My "Outrageous Demands"
My outrageous demands were to either give me credit for the pieces I'd written and his name were on, or take them down.  I don't think that's outrageous.  Do you?

We Followed His Use Policy
It should be clear from the examples below he most certainly did not.  My use policy was very open at the time.  It said, in part, "feel free to use anything you find here, but be sure you give credit where credit is due, and provide links back to the original article."  I don't think you have to be a genius to see that in the photo below, that I'm not listed as the author--he is.  Does that seem like "credit where credit is due?"  We did change our Use Policy and it should be obvious why--blatant misuse and abuse on the part of this website. 

I blurred it, but that's not my name in the by-line, it's his.  There are 1018 people
out there that think he's one hell of a writer.  This is only one article.

On a few of the pieces he claimed authorship on (that were actually mine) he did list me as a "source" at the bottom--but very few.  He kept arguing this point as if that was good enough.  First of all, it wasn't on all of them, and secondly, most people know what a source is--a source is material you reference for your facts when you write a book or an article.  I've been researching and writing for a long, long time, so believe me, that's the universal definition of "source" when it comes to writing.  As you can see there's no links back to me, or my website, or the Midnight Freemasons--both of those links lead back to different forums on his website.  And his name again appears at the bottom. 

On a couple of the "borrowed pieces" I was listed as a "source" at the bottom.

He was unwilling to attribute the pieces properly, so I insisted that my pieces be taken down. It was not his choice as he suggested--he wasn't given a choice.  It was my work, and I'm not going to allow somebody else to put their name on it.  I made that decision, and my friends at the Midnight Freemasons (all twelve of them) on their own, made the group decision they didn't want their material posted there either for the exact same reason--we work too hard on that material to have somebody else take credit for it. 

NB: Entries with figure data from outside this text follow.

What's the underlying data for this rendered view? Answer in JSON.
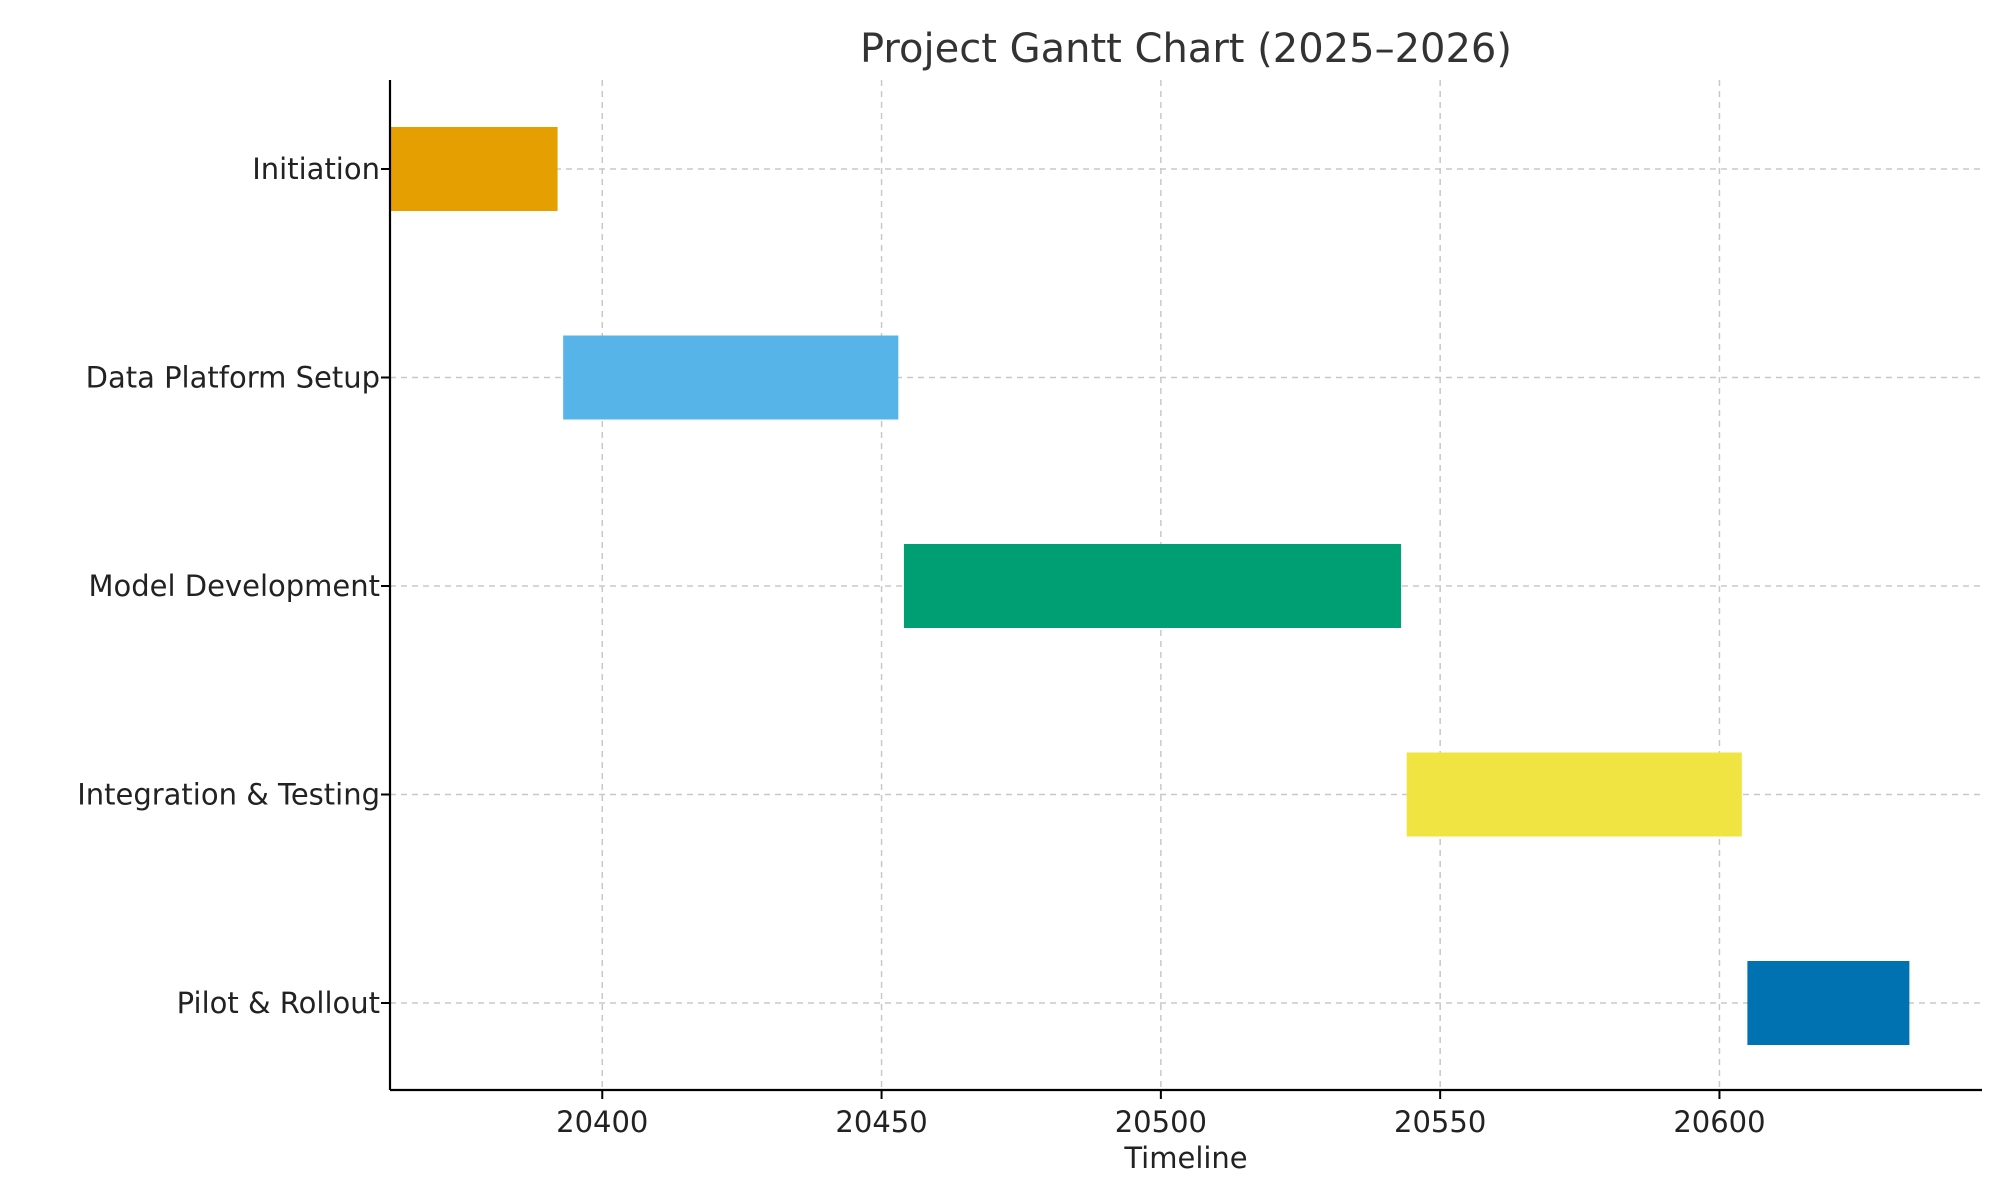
{
  "chart_data": {
    "type": "bar",
    "orientation": "horizontal-gantt",
    "title": "Project Gantt Chart (2025–2026)",
    "xlabel": "Timeline",
    "ylabel": "",
    "xlim": [
      20362,
      20647
    ],
    "xticks": [
      20400,
      20450,
      20500,
      20550,
      20600
    ],
    "grid": true,
    "tasks": [
      {
        "name": "Initiation",
        "start": 20362,
        "end": 20392,
        "color": "#E69F00"
      },
      {
        "name": "Data Platform Setup",
        "start": 20393,
        "end": 20453,
        "color": "#56B4E9"
      },
      {
        "name": "Model Development",
        "start": 20454,
        "end": 20543,
        "color": "#009E73"
      },
      {
        "name": "Integration & Testing",
        "start": 20544,
        "end": 20604,
        "color": "#F0E442"
      },
      {
        "name": "Pilot & Rollout",
        "start": 20605,
        "end": 20634,
        "color": "#0072B2"
      }
    ]
  }
}
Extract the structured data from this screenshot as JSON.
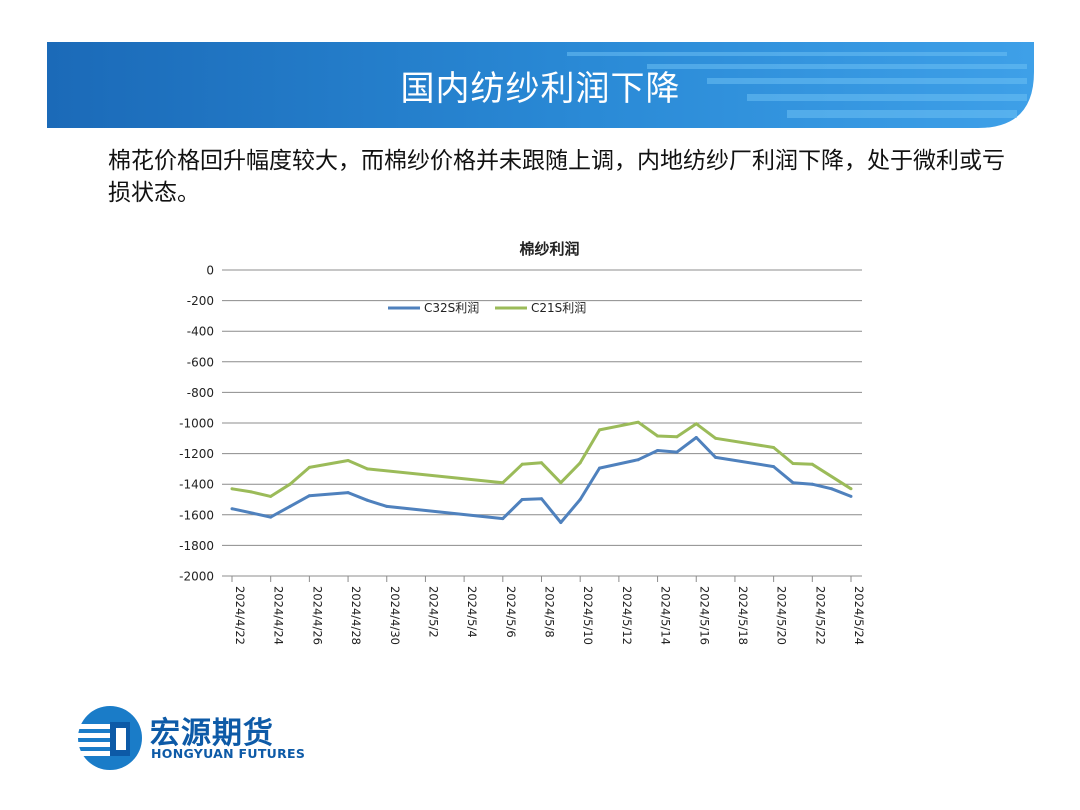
{
  "slide": {
    "title": "国内纺纱利润下降",
    "body": "棉花价格回升幅度较大，而棉纱价格并未跟随上调，内地纺纱厂利润下降，处于微利或亏损状态。"
  },
  "brand": {
    "name_cn": "宏源期货",
    "name_en": "HONGYUAN FUTURES",
    "color": "#0d5aa7"
  },
  "chart_data": {
    "type": "line",
    "title": "棉纱利润",
    "x_tick_labels": [
      "2024/4/22",
      "2024/4/24",
      "2024/4/26",
      "2024/4/28",
      "2024/4/30",
      "2024/5/2",
      "2024/5/4",
      "2024/5/6",
      "2024/5/8",
      "2024/5/10",
      "2024/5/12",
      "2024/5/14",
      "2024/5/16",
      "2024/5/18",
      "2024/5/20",
      "2024/5/22",
      "2024/5/24"
    ],
    "x_range": [
      "2024/4/22",
      "2024/5/24"
    ],
    "ylim": [
      -2000,
      0
    ],
    "y_ticks": [
      0,
      -200,
      -400,
      -600,
      -800,
      -1000,
      -1200,
      -1400,
      -1600,
      -1800,
      -2000
    ],
    "grid": true,
    "legend_position": "top",
    "series": [
      {
        "name": "C32S利润",
        "color": "#4f81bd",
        "points": [
          [
            "2024/4/22",
            -1560
          ],
          [
            "2024/4/24",
            -1615
          ],
          [
            "2024/4/25",
            -1545
          ],
          [
            "2024/4/26",
            -1475
          ],
          [
            "2024/4/28",
            -1455
          ],
          [
            "2024/4/29",
            -1505
          ],
          [
            "2024/4/30",
            -1545
          ],
          [
            "2024/5/6",
            -1625
          ],
          [
            "2024/5/7",
            -1500
          ],
          [
            "2024/5/8",
            -1495
          ],
          [
            "2024/5/9",
            -1650
          ],
          [
            "2024/5/10",
            -1500
          ],
          [
            "2024/5/11",
            -1295
          ],
          [
            "2024/5/13",
            -1240
          ],
          [
            "2024/5/14",
            -1180
          ],
          [
            "2024/5/15",
            -1190
          ],
          [
            "2024/5/16",
            -1095
          ],
          [
            "2024/5/17",
            -1225
          ],
          [
            "2024/5/20",
            -1285
          ],
          [
            "2024/5/21",
            -1390
          ],
          [
            "2024/5/22",
            -1400
          ],
          [
            "2024/5/23",
            -1430
          ],
          [
            "2024/5/24",
            -1480
          ]
        ]
      },
      {
        "name": "C21S利润",
        "color": "#9bbb59",
        "points": [
          [
            "2024/4/22",
            -1430
          ],
          [
            "2024/4/23",
            -1450
          ],
          [
            "2024/4/24",
            -1480
          ],
          [
            "2024/4/25",
            -1400
          ],
          [
            "2024/4/26",
            -1290
          ],
          [
            "2024/4/28",
            -1245
          ],
          [
            "2024/4/29",
            -1300
          ],
          [
            "2024/5/6",
            -1390
          ],
          [
            "2024/5/7",
            -1270
          ],
          [
            "2024/5/8",
            -1260
          ],
          [
            "2024/5/9",
            -1390
          ],
          [
            "2024/5/10",
            -1260
          ],
          [
            "2024/5/11",
            -1045
          ],
          [
            "2024/5/13",
            -995
          ],
          [
            "2024/5/14",
            -1085
          ],
          [
            "2024/5/15",
            -1090
          ],
          [
            "2024/5/16",
            -1005
          ],
          [
            "2024/5/17",
            -1100
          ],
          [
            "2024/5/20",
            -1160
          ],
          [
            "2024/5/21",
            -1265
          ],
          [
            "2024/5/22",
            -1270
          ],
          [
            "2024/5/24",
            -1430
          ]
        ]
      }
    ]
  }
}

I also decided to keep my disagreement with this individual private--and I have.  I've never named him or the website out of respect for the people that enjoy that website, and those that contribute to it.  After all, we are all Masons, and even though we won't always agree, I had hoped we could remain respectful. 

At least that's the way I decided to handle it.  Perhaps he'll come to understand that there is a better way of dealing with disagreements than airing dirty laundry and trying to embarrass others in public.  I know he'll see this.  He's a big fan of mine.  Although I didn't know it, I was once a major contributor to his website.  :-)

I didn't write this to embarrass anyone--if that had been my intention I would have named names.  I do it to illustrate a point.  We live in a very copy/paste world, and for some reason many believe that anything you find on the internet can be used.  But writers like me (and the Midnight Freemasons) spend countless hours creating these articles and pieces.  I spent a couple weeks working on the article I used in this example alone--just so somebody else could lift it and claim it as their own.  Plagiarism is theft.  It's very frustrating for creative people to have their little "brain children" swiped by less-than-scrupulous individuals.

So remember that when you're reposting material.  Always give the author credit.  It's never cool to write your name on somebody else's paper.